Louis-Michel le Peletier, marquis de Saint-Fargeau (29 May 1760-20 January 1793) was a revolutionary French politician. He was known as the deciding 361st vote of the National Convention’s vote on the execution of King Louis XVI of France, although he originally fought to abolish the death sentence.

Biography[]

Le Peletier National Convention

Le Peletier in the National Convention

Louis-Michel Le Peletier de Saint-Fargeau was born on May 29th, 1760, in Paris. Very promising, he became councilor of the Paris Parliament (before the French Revolution, parliaments were judicial institutions and had no legislative function) in 1779; being under the age limit, he was admitted with special permission, most probably because of a Templar Order intercession.

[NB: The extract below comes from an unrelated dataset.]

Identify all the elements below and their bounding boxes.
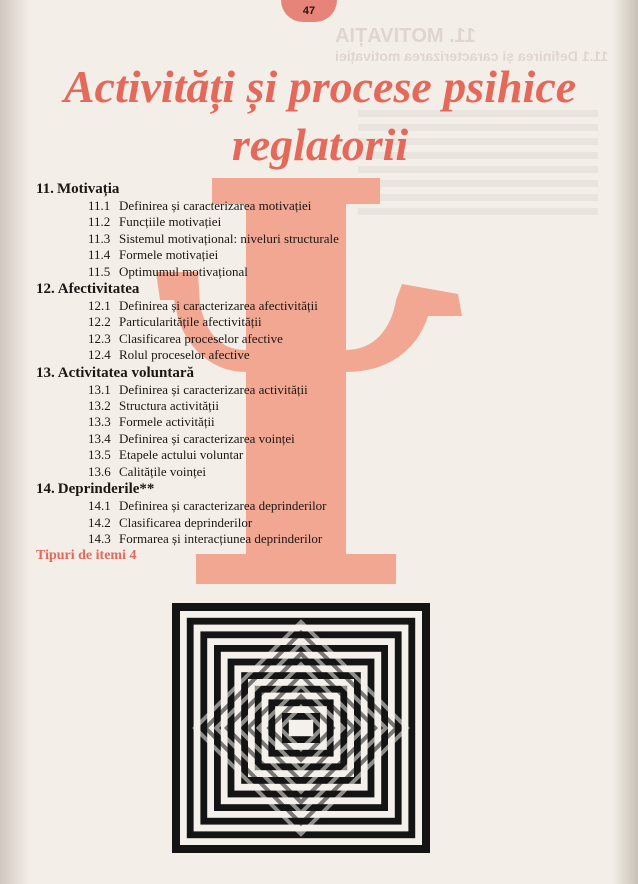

Among other law-related activities, he climbed the ladder of that institution until 1789, when he was elected to the Estates General as a representative of the nobility. Pretty soon, he discarded his noble origins and supported the cause of the Third Estate. He then devoted himself to politics, even becoming for almost two weeks president of the National Constituent Assembly in June 1790. Being a lawyer, he took part in the writing of a draft of a criminal code, of which the most striking point is the abolition of the death penalty, but that idea is dismissed. 

Assassination of Louis-Michel Le Peletier[]

On the very evening of the vote, Le Peletier was killed under mysterious circumstances at a cafe in the Palais Royal. Contemporary sources credit a former Royal Guardsman as the killer, but the exact identity of the murderer remains mysterious to this day.

He was really assassinated by Arno Dorian, a member of the Assassin Order who was investigating his role in Francois-Thomas Germain's conspiracy. When he headed to theCafe Fevrier in the Palais Royal (113 Galerie de Valois) that night, he was guarded by 70 men. However, Dorian managed to distract some guards by driving a brute berserk with a special dart, and he entered the third floor dining room, where Le Peletier was located. He assassinated him with his hidden blades after kicking him to the ground, and he fled the scene. His daughter Louise-Suzanne Le Peletier was officially named "Daughter of the Nation" by a grieving National Convention, and she was an ardent royalist that destroyed the famous painting of her father's death by Jacques-Louis David before she died in 1829.